The telescope will allow scientists to see further back into the history of the universe than ever before.
It was launched on a European Ariane 5 rocket from the Kourou, French Guiana site in South America today (25 December).
Although the first step was a success, there’s still a few more stages to go before the telescope is operational - one of which is an unfurling procedure that will take up to two weeks to complete.
It involves the opening of a whopping 344 parts that will be unfolded remotely in a procedure never tried before.
3...2...1… The boosters have ignited, and we have liftoff at Europe’s Spaceport in French Guiana! #NASAWebb is now on its way to its new home a million miles from Earth, where it will #UnfoldTheUniverse in ways we’ve never seen before. 🚀 💫 https://t.co/td5j9eUSnH— NASA Webb Telescope (@NASAWebb) December 25, 2021
As the rocket shot off, Nasa tweeted: "The main engines of Webb’s @Ariane5 rocket have cut off, and the main stage has now separated.
"The upper stage has ignited and will burn for about 16 minutes. At cutoff, Webb will be moving 25,000 miles per hour (relative to Earth)!
The boosters have ignited, and we have liftoff at Europe’s Spaceport in French Guiana! #NASAWebb is now on its way to its new home a million miles from Earth, where it will #UnfoldTheUniverse in ways we’ve never seen before."
The telescope, which cost a whopping $10billion to create, will work alongside the Hubble Space Telescope.
This new space telescope is hell of a lot bigger than the Hubble - it features a 6.5 metre mirror, more than double the size of Hubble’s 2.4m one. The upsized mirror will mean it's between 10 and 100 times more sensitive than the Hubble.
The James Webb Space Telescope, will attempt to look back 13.7 billion years back in time, 100 million years after the Big Bang and will give researchers a chance to look at how the universe was formed. Clever, eh?
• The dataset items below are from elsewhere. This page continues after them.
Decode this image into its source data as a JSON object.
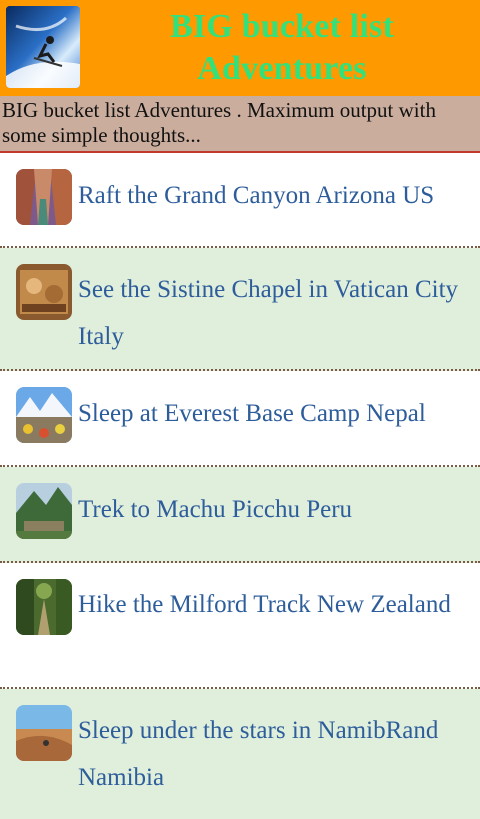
{
  "header": {
    "title": "BIG bucket list Adventures",
    "logo_icon": "skier-logo-icon",
    "background_color": "#ff9900",
    "title_color": "#33e07a"
  },
  "subtitle": {
    "text": "BIG bucket list Adventures . Maximum output with some simple thoughts..."
  },
  "list": {
    "items": [
      {
        "label": "Raft the Grand Canyon Arizona US",
        "thumbnail": "grand-canyon-thumbnail"
      },
      {
        "label": "See the Sistine Chapel in Vatican City Italy",
        "thumbnail": "sistine-chapel-thumbnail"
      },
      {
        "label": "Sleep at Everest Base Camp Nepal",
        "thumbnail": "everest-base-camp-thumbnail"
      },
      {
        "label": "Trek to Machu Picchu Peru",
        "thumbnail": "machu-picchu-thumbnail"
      },
      {
        "label": "Hike the Milford Track New Zealand",
        "thumbnail": "milford-track-thumbnail"
      },
      {
        "label": "Sleep under the stars in NamibRand Namibia",
        "thumbnail": "namibrand-thumbnail"
      }
    ]
  },
  "colors": {
    "item_text": "#2d5d9a",
    "alt_row": "#e0eedc",
    "subtitle_bg": "#cbad9d"
  }
}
The telescope, which will be managed by Baltimore’s The Space Telescope Science Institute, will give around five to ten years of observations.
Speaking ahead of the launch, The Space Telescope Science Institute’s Ori Fox said: “Personally, I think that even with all of the hype, the Webb will still exceed expectations.
“Many of what are considered Hubble’s most inspiring discoveries were not part of the original plan.”